A new study found children kindergarten-age or younger had viral loads between 10-fold and 100-fold greater in their upper respiratory tract. Pictured: Cynthia Leonard helps her son, Messi McDaniel, six, during coronavirus testing at the Charles R. Drew University of Medicine and Science in Los Angeles, July 8
For the study, published in JAMA Pediatrics, the team collected nasopharyngeal swabs from inpatient, outpatient, emergency department, and drivethrough t children at a pediatric tertiary medical center in Chicago.
They looked at 145 patients who developed to moderate illness within one week of experiencing symptoms.
Three groups were compared: children younger than age five, children between ages five and 17 years and adults from ages 18 to 65.
Children kindergarten-age or younger had viral loads between 10-fold and 100-fold greater amount in their upper respiratory tract.
‘We found that children under five with COVID-19 have a higher viral load than older children and adults, which may suggest greater transmission, as we see with respiratory syncytial virus, also known as RSV,’ said lead author Dr Taylor Heald-Sargent, a pediatric infectious diseases specialist at Lurie Children’s.
‘This has important public health implications, especially during discussions on the safety of reopening schools and daycare.’
Researchers say the findings suggest that children could potentially be drivers of virus spread in the general population.
‘Our study was not designed to prove that younger children spread COVID-19 as much as adults, but it is a possibility,’ said Heald-Sargent.
‘We need to take that into account in efforts to reduce transmission as we continue to learn more about this virus.’
The authors said this raises concerns because the behavioral habits of young children close together in school or daycare could lead to a serious spread.
But some, including President Donald Trump, have been pushing for schools across the country to fully reopen for the fall semester.
Trump called recommendations about school reopenings made by the Centers for Disease Control and Prevention ‘very tough and expensive guidelines’ on Twitter earlier this month.
He also threatened to cut funding if learning institutions do not fully reopen.
However, public health experts have said that schools need to prepare with more than social distancing and masks but also by testing students and staff and, if someone tests positive, determining how long they quarantine for.

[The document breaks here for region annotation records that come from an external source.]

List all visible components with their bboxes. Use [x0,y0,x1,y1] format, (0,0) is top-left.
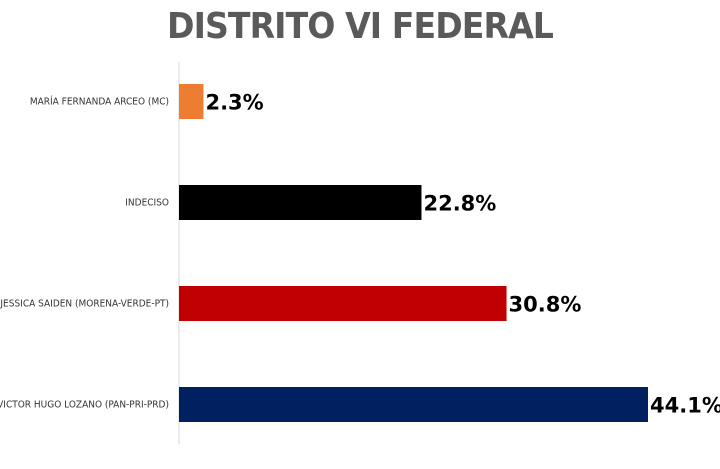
chart-title: DISTRITO VI FEDERAL [167,6,554,47]
value-label-3: 30.8% [509,293,582,317]
value-label-1: 2.3% [205,91,263,115]
bar-2 [179,185,422,220]
value-label-2: 22.8% [423,192,496,216]
category-label-3: JESSICA SAIDEN (MORENA-VERDE-PT) [0,299,169,310]
category-label-1: MARÍA FERNANDA ARCEO (MC) [30,95,169,108]
bar-4 [179,387,648,422]
bar-3 [179,286,507,321]
category-label-2: INDECISO [125,198,169,209]
value-label-4: 44.1% [650,394,720,418]
category-label-4: VICTOR HUGO LOZANO (PAN-PRI-PRD) [0,400,169,411]
bar-1 [179,84,204,119]
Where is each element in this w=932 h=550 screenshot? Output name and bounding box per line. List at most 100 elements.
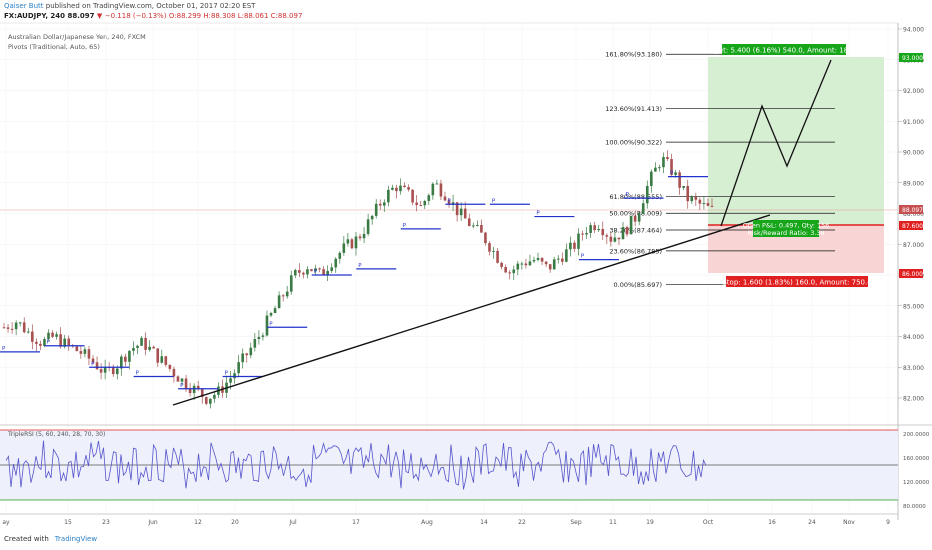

The American Academy of Pediatrics is an outlier, calling for in-person classes in the fall, issuing a statement that says ‘schools are fundamental to child and adolescent development and well-being.’
Some countries have been successful such as Norway and Denmark but many, including South Korea, have had to close schools after reopening due to spikes in infections.
The authors say inoculating children as soon as there is a vaccine will be key.
‘In addition to public health implications, this population will be important for targeting immunization efforts as SARS-CoV-2 vaccines become available,’ they wrote.